As pointed out by @ancientmathematician, we could set $u=a-c$, and assume $|b|=|d|=1$ without loss of generality, then \begin{equation*} \begin{aligned} D = \left\| u - \frac{1}{|b \times d|^2} \left[\vphantom{\frac{b}{b}}\right.\right. & \left.\left. \left(u\cdot \left(b - (b \cdot d) \cdot d\right)\right) \cdot b \right.\right.+\\ & \left.\left. \left(u\cdot \left(d - (b \cdot d) \cdot b\right)\right) \cdot d \vphantom{\frac{b}{b}} \right] \right\| \end{aligned} \end{equation*}
and $|b \times d|^{-2}= \sin(\alpha)^{-2}$. But the occurence of the angle between $b$ and $d$ at that place is quite puzzling to me. Do I miss something obvious?

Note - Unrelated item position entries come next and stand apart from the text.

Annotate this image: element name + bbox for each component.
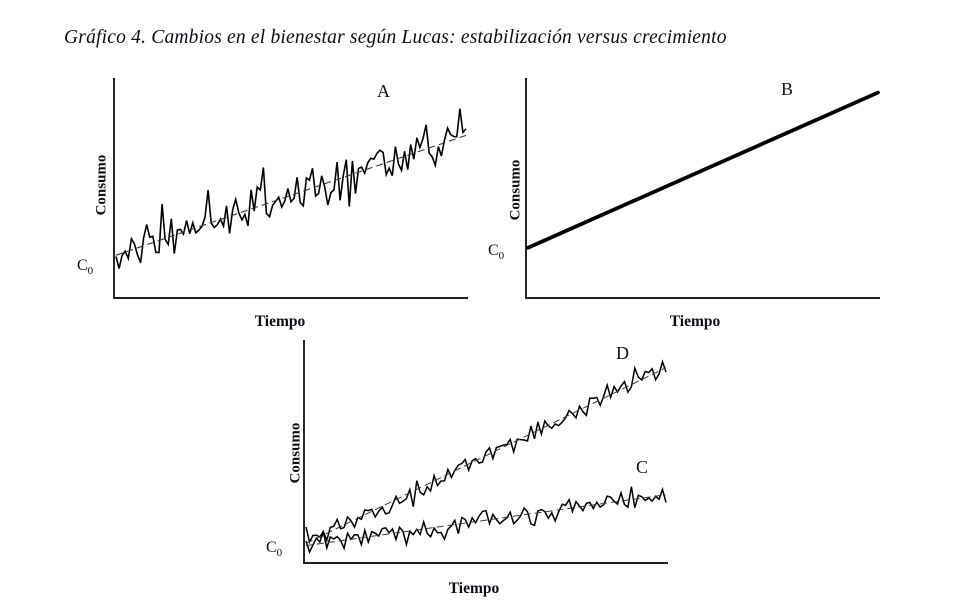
panel-cd-x-axis-label: Tiempo [448, 580, 500, 597]
panel-a-x-axis-label: Tiempo [254, 313, 306, 330]
serie-C-tendencia-line [306, 495, 666, 546]
panel-cd-c0-base: C [266, 539, 277, 556]
panel-cd-chart [300, 338, 672, 569]
panel-b-label: B [781, 79, 794, 99]
panel-a-axes [114, 78, 468, 298]
panel-a-c0-base: C [77, 257, 88, 274]
panel-cd-origin-label [266, 540, 282, 559]
panel-a-chart [110, 76, 472, 304]
panel-b-y-axis-label: Consumo [507, 159, 524, 221]
panel-b-x-axis-label: Tiempo [669, 313, 721, 330]
serie-D-consumo-line [306, 362, 666, 542]
panel-a-c0-sub: 0 [87, 265, 94, 278]
panel-b-origin-label [488, 243, 504, 262]
panel-b-c0-sub: 0 [498, 250, 505, 263]
tendencia-media-line [116, 135, 466, 255]
panel-a-y-axis-label: Consumo [93, 154, 110, 216]
panel-cd-c0-sub: 0 [276, 547, 283, 560]
panel-cd-series-c-label: C [636, 457, 649, 477]
panel-a-origin-label [77, 258, 93, 277]
panel-b-c0-base: C [488, 242, 499, 259]
figure-title: Gráfico 4. Cambios en el bienestar según Lucas: estabilización versus crecimiento [64, 27, 727, 48]
panel-b-chart [522, 76, 884, 304]
panel-b-axes [526, 78, 880, 298]
panel-cd-series-d-label: D [616, 343, 629, 363]
consumo-sin-fluctuaciones-line [528, 93, 878, 248]
panel-cd-y-axis-label: Consumo [287, 422, 304, 484]
consumo-con-fluctuaciones-line [116, 109, 466, 269]
panel-a-label: A [377, 81, 390, 101]
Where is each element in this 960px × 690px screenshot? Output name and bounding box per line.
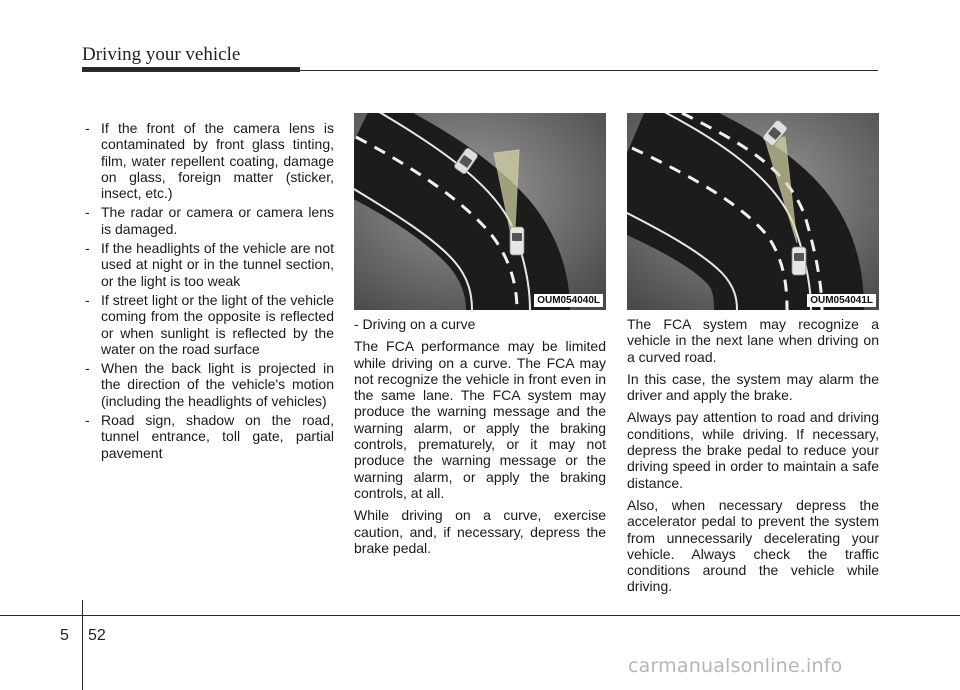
footer-horizontal-rule: [0, 615, 960, 616]
limitation-list: [82, 120, 334, 461]
footer-vertical-rule: [82, 600, 83, 690]
section-heading: - Driving on a curve: [354, 316, 476, 332]
header-rule-thick: [82, 67, 300, 72]
paragraph: In this case, the system may alarm the driver and apply the brake.: [627, 370, 879, 404]
page-header-title: Driving your vehicle: [82, 44, 241, 65]
dash-marker: -: [85, 120, 90, 136]
own-vehicle-icon: [792, 247, 806, 275]
list-item: - If street light or the light of the vehicle coming from the opposite is reflected or when sunlight is reflected by the water on the road surface: [85, 291, 334, 357]
dash-marker: -: [85, 204, 90, 221]
dash-marker: -: [85, 291, 90, 308]
figure-code-label: OUM054041L: [807, 294, 876, 307]
middle-column: [354, 316, 606, 562]
list-item: - If the headlights of the vehicle are not used at night or in the tunnel section, or the light is too weak: [85, 240, 334, 289]
chapter-number: 5: [60, 627, 69, 644]
list-item: - The radar or camera or camera lens is damaged.: [85, 204, 334, 237]
dash-marker: -: [85, 240, 90, 257]
curve-illustration: [354, 113, 606, 310]
list-item: - Road sign, shadow on the road, tunnel entrance, toll gate, partial pavement: [85, 412, 334, 461]
curve-illustration-adjacent: [627, 113, 879, 310]
watermark-text: carmanualsonline.info: [628, 655, 843, 677]
paragraph: Always pay attention to road and driving conditions, while driving. If necessary, depress the brake pedal to reduce your driving speed in order to maintain a safe distance.: [627, 409, 879, 491]
figure-curve-same-lane: [354, 113, 606, 310]
figure-code-label: OUM054040L: [534, 294, 603, 307]
paragraph: While driving on a curve, exercise caution, and, if necessary, depress the brake pedal.: [354, 507, 606, 556]
paragraph: The FCA performance may be limited while driving on a curve. The FCA may not recognize the vehicle in front even in the same lane. The FCA system may produce the warning message and the warning alarm, or apply the braking controls, prematurely, or it may not produce the warning message or the warning alarm, or apply the braking controls, at all.: [354, 338, 606, 501]
own-vehicle-icon: [510, 227, 524, 255]
paragraph: Also, when necessary depress the accelerator pedal to prevent the system from unnecessarily decelerating your vehicle. Always check the traffic conditions around the vehicle while driving.: [627, 496, 879, 595]
dash-marker: -: [85, 412, 90, 429]
figure-curve-adjacent-lane: [627, 113, 879, 310]
right-column: [627, 316, 879, 601]
paragraph: The FCA system may recognize a vehicle in the next lane when driving on a curved road.: [627, 316, 879, 365]
header-rule-thin: [300, 70, 878, 71]
list-item: - When the back light is projected in the direction of the vehicle's motion (including the headlights of vehicles): [85, 360, 334, 409]
left-column: [82, 120, 334, 464]
dash-marker: -: [85, 360, 90, 377]
list-item: - If the front of the camera lens is contaminated by front glass tinting, film, water repellent coating, damage on glass, foreign matter (sticker, insect, etc.): [85, 120, 334, 202]
page-number: 52: [88, 627, 106, 644]
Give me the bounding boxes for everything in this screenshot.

Initially I thought \begin{equation*} \begin{aligned} D = \left\| u - \left[\right.\right. \left.\left. \left(u\cdot \left(b - (b \cdot d) \cdot d\right)\right) \cdot b \right.\right.+ \left.\left. \left(u\cdot \left(d - (b \cdot d) \cdot b\right)\right) \cdot d \right] \right\| \end{aligned} \end{equation*} which is wrong...

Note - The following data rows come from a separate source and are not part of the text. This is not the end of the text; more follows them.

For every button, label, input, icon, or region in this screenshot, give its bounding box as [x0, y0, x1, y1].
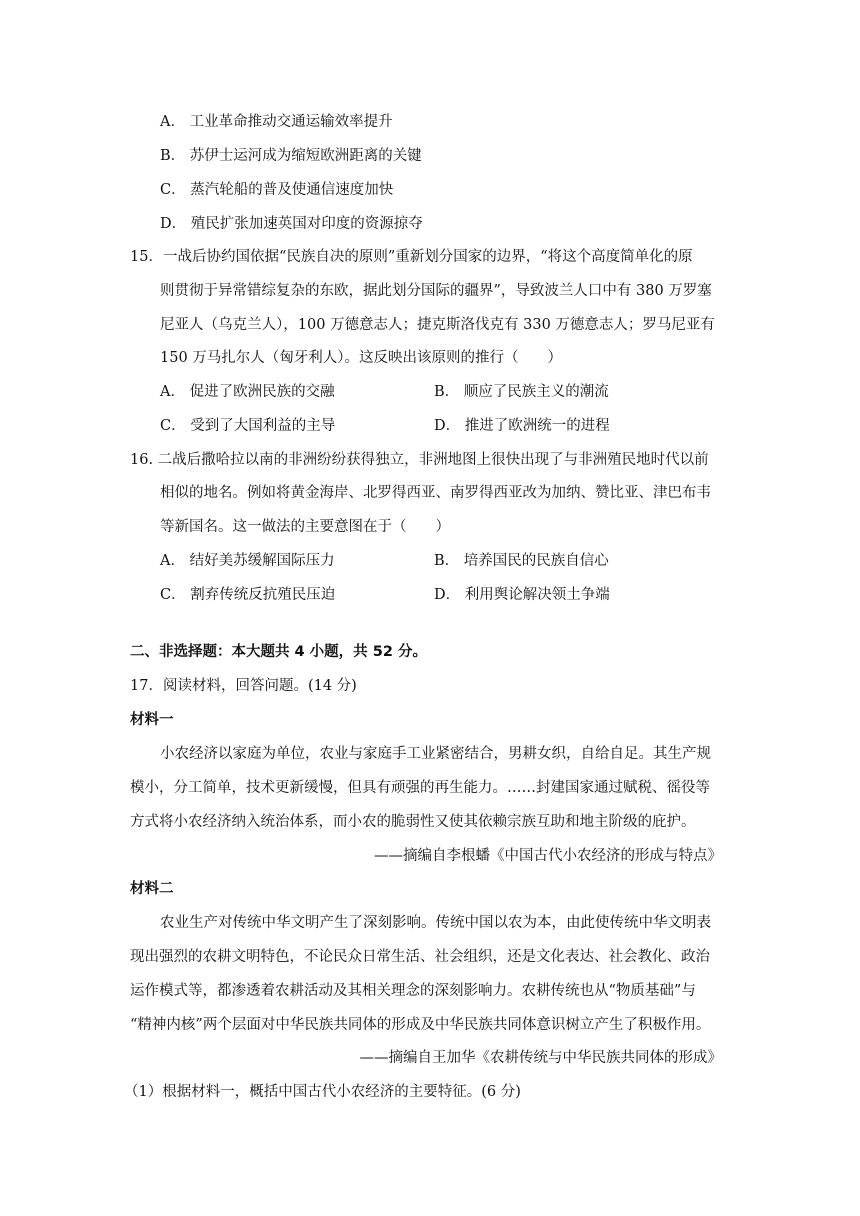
material-one-line: 小农经济以家庭为单位，农业与家庭手工业紧密结合，男耕女织，自给自足。其生产规 — [160, 746, 711, 762]
material-two-source: ——摘编自王加华《农耕传统与中华民族共同体的形成》 — [359, 1050, 722, 1066]
section-heading: 二、非选择题：本大题共 4 小题，共 52 分。 — [130, 644, 427, 660]
q16-stem-line: 16. 二战后撒哈拉以南的非洲纷纷获得独立，非洲地图上很快出现了与非洲殖民地时代以前 — [130, 452, 709, 468]
q14-option-b: B． 苏伊士运河成为缩短欧洲距离的关键 — [160, 148, 422, 164]
q15-stem-line: 则贯彻于异常错综复杂的东欧，据此划分国际的疆界”，导致波兰人口中有 380 万罗塞 — [160, 283, 712, 299]
material-one-line: 模小，分工简单，技术更新缓慢，但具有顽强的再生能力。……封建国家通过赋税、徭役等 — [130, 780, 710, 796]
q15-option-d: D． 推进了欧洲统一的进程 — [434, 418, 610, 434]
q15-stem-line: 15．一战后协约国依据“民族自决的原则”重新划分国家的边界，“将这个高度简单化的原 — [130, 249, 693, 265]
q16-option-a: A． 结好美苏缓解国际压力 — [160, 553, 335, 569]
q15-option-b: B． 顺应了民族主义的潮流 — [434, 384, 609, 400]
material-two-line: “精神内核”两个层面对中华民族共同体的形成及中华民族共同体意识树立产生了积极作用。 — [130, 1017, 711, 1033]
q14-option-a: A． 工业革命推动交通运输效率提升 — [160, 114, 393, 130]
q17-sub-question-1: （1）根据材料一，概括中国古代小农经济的主要特征。(6 分) — [124, 1084, 521, 1100]
q16-option-c: C． 割弃传统反抗殖民压迫 — [160, 587, 336, 603]
q14-option-c: C． 蒸汽轮船的普及使通信速度加快 — [160, 182, 394, 198]
material-two-line: 现出强烈的农耕文明特色，不论民众日常生活、社会组织，还是文化表达、社会教化、政治 — [130, 949, 710, 965]
q15-option-a: A． 促进了欧洲民族的交融 — [160, 384, 335, 400]
q15-option-c: C． 受到了大国利益的主导 — [160, 418, 336, 434]
material-one-label: 材料一 — [130, 712, 174, 728]
q15-stem-line: 尼亚人（乌克兰人），100 万德意志人；捷克斯洛伐克有 330 万德意志人；罗马尼亚有 — [160, 317, 715, 333]
q16-option-b: B． 培养国民的民族自信心 — [434, 553, 609, 569]
q16-option-d: D． 利用舆论解决领土争端 — [434, 587, 610, 603]
material-two-line: 运作模式等，都渗透着农耕活动及其相关理念的深刻影响力。农耕传统也从“物质基础”与 — [130, 983, 696, 999]
q17-intro: 17．阅读材料，回答问题。(14 分) — [130, 678, 357, 694]
q15-stem-line: 150 万马扎尔人（匈牙利人）。这反映出该原则的推行（ ） — [160, 350, 563, 366]
material-one-line: 方式将小农经济纳入统治体系，而小农的脆弱性又使其依赖宗族互助和地主阶级的庇护。 — [130, 814, 696, 830]
material-one-source: ——摘编自李根蟠《中国古代小农经济的形成与特点》 — [374, 848, 722, 864]
material-two-line: 农业生产对传统中华文明产生了深刻影响。传统中国以农为本，由此使传统中华文明表 — [160, 915, 711, 931]
material-two-label: 材料二 — [130, 881, 174, 897]
q14-option-d: D． 殖民扩张加速英国对印度的资源掠夺 — [160, 216, 423, 232]
q16-stem-line: 相似的地名。例如将黄金海岸、北罗得西亚、南罗得西亚改为加纳、赞比亚、津巴布韦 — [160, 485, 711, 501]
q16-stem-line: 等新国名。这一做法的主要意图在于（ ） — [160, 519, 450, 535]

Without loss of generality, let $\ c=0,\ $ but we do not let $\ |b|=|d|=1\ $ because we would lose the valuable homogeneous property. We recall the standard scalar Triple product identity:
$$ \Delta := (a \cdot (b \times d))^2 = \begin{vmatrix} a\cdot a & a \cdot b & a\cdot d \\ b \cdot a & b\cdot b & b\cdot d \\ d \cdot a & d\cdot b & d\cdot d \end{vmatrix}. \tag{1} $$
$$ \textrm{Let }\quad b_v := \frac{b}{|b|} \!-\! \frac{b\cdot d}{|b|\,|d|} \frac{d}{|d|}, \quad d_v := \frac{d}{|d|} \!-\! \frac{b\cdot d}{|b|\,|d|} \frac{b}{|b|}, \quad \textrm{ and} \tag{2} $$ $$ a_v := a\ |b\times d|^2 - |b|^2|d|^2 \Big( a\cdot b_v\frac{b}{|b|} + a\cdot d_v\frac{d}{|d|}\Big), \quad D := a_v/|b\times d|^2. \tag{3} $$ A bit of simplification of equation $(2)$ gives us $$ |b|\ |d|^2\ b_v = b\ |d|^2 - d\ (b\cdot d), \quad |b|^2\ |d|\ d_v = d\ |b|^2 - b\ (b\cdot d). \tag{4} $$
Substituting equation $(3)$ in equation $(4)$ gives us
$$ a_v = (a_0)a + (b_0)b + (d_0)d \quad \textrm{ with } \tag{5} $$
$$ a_0 :=|b\!\times\!d|^2,\quad b_0 := -a\!\cdot\!\big(b\ |d|^2 \!-\! d\ (b\!\cdot\! d)\big),\quad d_0 := -a\!\cdot\!\big(d\ |b|^2 \!-\! b\ (b\!\cdot\! d)\big). \tag{6} $$
Taking the dot product of equation $(5)$ we get
$$ a_v\!\cdot\!a_v = (a\!\cdot\!a)a_0^2 \!+\! (b\!\cdot\!b)b_0^2 \!+\! (d\!\cdot\!d)d_0^2 \!+\! 2(a\!\cdot\!b)a_0b_0 \!+\! 2(a\!\cdot\!d)a_0d_0 \!+\! 2(b\!\cdot\!d)b_0d_0. \tag{7}$$
Using $\ |b\!\times\!d|^2 = |b|^2|d|^2\!-\!(b\!\cdot\!d)^2,\ $ and equations $(1)$ and $(6)$ and factoring equation $(7)$ we get
$$ |a_v|^2 = a_v\cdot a_v = |b\times d|^2 \Delta = |b\times d|^2 |a\cdot (b\times d)|^2 \tag{8}$$
Solving for $\ |a_v|\ $ and using equation $(3)$ we get
$$ |a_v| = |b\times d|\ |a\cdot b\times d|,\quad |D| = |a\cdot b\times d|/|b\times d| \tag{9} $$ which is what we wanted to prove.